Poor discussion on competing priorities and how to manage this. Many answers lacked detail and/or did not really address all aspects of the question and were at junior registrar level. Some answers included injuries/complications/strategies not related to positioning or immobilisation
This question is identical to Question 19 from the first paper of 2014
Positioning for head injury
- Ideally, head up 45 degrees. At least angle the bed.
- It seems to position the patient at least 30° head up decreases the ICP but does not decrease the CPP.
- At least in the pediatric population, the angle of the bed is directly related to intracranial pressure.
- Ideally, the C-spine collar should be removed. A good study of intracranial pressure with and without the rigid collar found that one can decrease the intracranial pressure of a TBI patient by about 4-5mmHg simply by removing the rigid collar and using something like sandbags to stabilise the neck.
- The risk of head-up positioning may be haemodynamic instability, particularly if the sympathetic nervous system is not working (eg. severe diabetes, Parkinson disease or spinal injury)
Positioning for C-spine injury
- Hard collar is required if an injury is confirmed or suspected.
- The patient must lie flat, and be log-rolled.
- Clearance of the C-spine should occur as soon as it is practical
- There are many problems with wearing a collar for a prolonged period (eg. pressure areas, increased ICP, and so forth)
Positioning for T/L spine injuries
- The patient must lie flat, and be log-rolled.
- No bending is permitted
- The risk of such flatness is an increased incidence of VAP
Positioning for severe chest injuries
- Sit them up at least 30° if the head permits
- Do not lie them with the flail segment down. That lung has probably had a contusion anyway. Lie them "good lung down" - oxygenation will improve.
- Gentle lateral rotation may be appropriate
- Low-air-loss technology: specialist beds which turn the patient by inflating and deflating air cushions; a turning arc of 40-90° is possible.
- These are soft beds, unsuited for unstable spinal or pelvic injuries
Positioning in pelvic fractures
- The unstable pelvis must be in a binder
- Overmuch manipulation will result in haemodynamic instability
- Predictably, the solution is to fix the pelvis; angioembolisation may not be possible because the bleeding is frequently venous.
- While unfixed, the patient must lie flat
- Nurse patient on a firm mattress to ensure consistent pelvic support
- Ensure appropriate fitting of specialist equipment (e.g. pelvic binder belt)
- Maintain flat, straight alignment of whole body at all times.
- Log-roll patients
- Use spinal boards and flat-surface hoist
- If the patient is expected to have an unfixed pelvis for a prolonged period (eg. if they have no private health insurance and were not the victim of a work-related injury), to ameliorate the effects of prolonged immobility one may use continuous lateral rotation therapy using RotoRest or similar specialist beds
- Low-air-loss pressure mattresses are contraindicated in spinal or pelvic instability.
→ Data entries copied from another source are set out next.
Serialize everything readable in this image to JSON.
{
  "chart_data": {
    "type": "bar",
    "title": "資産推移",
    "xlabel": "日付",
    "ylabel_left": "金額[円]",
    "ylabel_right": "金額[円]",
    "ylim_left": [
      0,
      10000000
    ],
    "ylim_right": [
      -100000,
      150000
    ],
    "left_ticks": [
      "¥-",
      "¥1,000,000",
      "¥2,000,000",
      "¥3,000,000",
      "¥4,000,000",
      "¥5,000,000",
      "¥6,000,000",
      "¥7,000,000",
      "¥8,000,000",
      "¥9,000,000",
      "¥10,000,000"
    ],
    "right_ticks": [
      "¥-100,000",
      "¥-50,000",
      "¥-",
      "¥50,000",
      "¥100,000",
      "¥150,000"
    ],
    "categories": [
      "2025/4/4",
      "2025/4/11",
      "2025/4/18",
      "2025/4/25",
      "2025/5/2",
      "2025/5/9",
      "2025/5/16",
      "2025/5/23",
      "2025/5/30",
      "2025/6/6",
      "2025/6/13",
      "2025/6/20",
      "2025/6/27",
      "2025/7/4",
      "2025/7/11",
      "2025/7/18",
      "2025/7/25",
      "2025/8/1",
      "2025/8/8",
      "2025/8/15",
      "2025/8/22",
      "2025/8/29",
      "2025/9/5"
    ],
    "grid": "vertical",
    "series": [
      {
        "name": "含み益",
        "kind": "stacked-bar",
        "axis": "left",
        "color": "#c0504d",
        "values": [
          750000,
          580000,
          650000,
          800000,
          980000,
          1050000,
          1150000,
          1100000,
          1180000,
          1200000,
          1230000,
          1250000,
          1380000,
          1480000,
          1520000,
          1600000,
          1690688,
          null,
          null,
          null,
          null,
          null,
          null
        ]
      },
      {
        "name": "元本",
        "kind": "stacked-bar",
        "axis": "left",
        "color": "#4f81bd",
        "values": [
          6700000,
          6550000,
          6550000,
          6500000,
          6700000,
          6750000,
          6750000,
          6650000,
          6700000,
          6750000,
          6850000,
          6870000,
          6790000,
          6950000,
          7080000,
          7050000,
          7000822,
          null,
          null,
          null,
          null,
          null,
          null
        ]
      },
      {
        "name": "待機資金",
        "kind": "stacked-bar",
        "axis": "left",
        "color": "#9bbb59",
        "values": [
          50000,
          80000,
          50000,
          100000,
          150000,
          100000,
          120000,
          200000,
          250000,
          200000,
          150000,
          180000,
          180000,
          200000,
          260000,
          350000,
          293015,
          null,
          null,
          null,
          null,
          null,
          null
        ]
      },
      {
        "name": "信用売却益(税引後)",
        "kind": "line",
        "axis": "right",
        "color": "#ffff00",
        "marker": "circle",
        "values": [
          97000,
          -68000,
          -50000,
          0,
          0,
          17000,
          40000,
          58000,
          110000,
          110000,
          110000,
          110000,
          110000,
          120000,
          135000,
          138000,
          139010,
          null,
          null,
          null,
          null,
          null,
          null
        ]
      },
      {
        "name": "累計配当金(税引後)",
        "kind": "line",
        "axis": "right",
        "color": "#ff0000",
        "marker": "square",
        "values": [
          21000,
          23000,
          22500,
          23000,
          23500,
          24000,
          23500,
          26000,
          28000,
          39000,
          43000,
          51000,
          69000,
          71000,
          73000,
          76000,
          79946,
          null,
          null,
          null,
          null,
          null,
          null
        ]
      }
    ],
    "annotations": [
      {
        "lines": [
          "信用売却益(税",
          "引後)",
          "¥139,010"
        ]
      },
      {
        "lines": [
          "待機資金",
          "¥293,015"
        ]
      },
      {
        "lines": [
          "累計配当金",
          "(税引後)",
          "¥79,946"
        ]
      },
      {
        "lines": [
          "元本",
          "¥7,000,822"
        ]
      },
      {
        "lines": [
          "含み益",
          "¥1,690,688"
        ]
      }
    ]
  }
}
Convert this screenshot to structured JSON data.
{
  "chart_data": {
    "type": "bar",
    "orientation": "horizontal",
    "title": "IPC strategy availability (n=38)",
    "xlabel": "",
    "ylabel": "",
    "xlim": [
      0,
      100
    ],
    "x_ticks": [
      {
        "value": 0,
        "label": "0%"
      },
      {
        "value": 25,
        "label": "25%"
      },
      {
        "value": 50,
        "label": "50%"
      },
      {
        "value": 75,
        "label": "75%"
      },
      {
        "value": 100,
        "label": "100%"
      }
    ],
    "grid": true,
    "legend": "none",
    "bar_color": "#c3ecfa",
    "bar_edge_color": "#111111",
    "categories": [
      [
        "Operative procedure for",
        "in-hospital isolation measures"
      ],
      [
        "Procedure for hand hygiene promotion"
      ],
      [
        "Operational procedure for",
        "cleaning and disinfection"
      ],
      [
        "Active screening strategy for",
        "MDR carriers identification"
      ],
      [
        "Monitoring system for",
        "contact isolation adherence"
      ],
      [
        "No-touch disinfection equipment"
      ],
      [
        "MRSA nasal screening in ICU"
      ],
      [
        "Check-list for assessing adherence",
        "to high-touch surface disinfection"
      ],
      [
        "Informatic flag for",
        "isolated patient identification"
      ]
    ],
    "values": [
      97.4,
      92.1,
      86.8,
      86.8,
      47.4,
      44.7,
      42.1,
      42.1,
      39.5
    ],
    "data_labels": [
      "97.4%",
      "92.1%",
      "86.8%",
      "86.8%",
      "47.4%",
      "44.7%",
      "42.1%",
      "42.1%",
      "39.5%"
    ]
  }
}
Positioning in long bone fractures
- Traction is indicated for the reduction of long bone lower limb fractures which are awaiting repair.
- This is a significant limitation on positioning
- The patient in traction is also difficult to transport
- Traction must come down for transfer fom bed to bed
Positioning for the pregnant trauma patient
- Gravid uterus restricts the use of pelvic fixators and pelvic binders
- A tilt may be required to improve haemodynamics, but it may be counterproductive for long bone traction or spinal immobilisation
- Supine flat position may be required for spinal immobilisation, which will decrease FRC and compromise respiratory function
- Airway vs. C-spine collar:
- Airway wins; the collar can be removed and inline stablisation attempted for intubation
- Head injury vs. C-spine injury:
- Head injury wins, even if the C-spine is unstable the ICP must be managed properly. Remove the collar and sandbag the neck. Paralyse and sedate the patient.
- If they must remain flat, then angle the bed so the head is still up.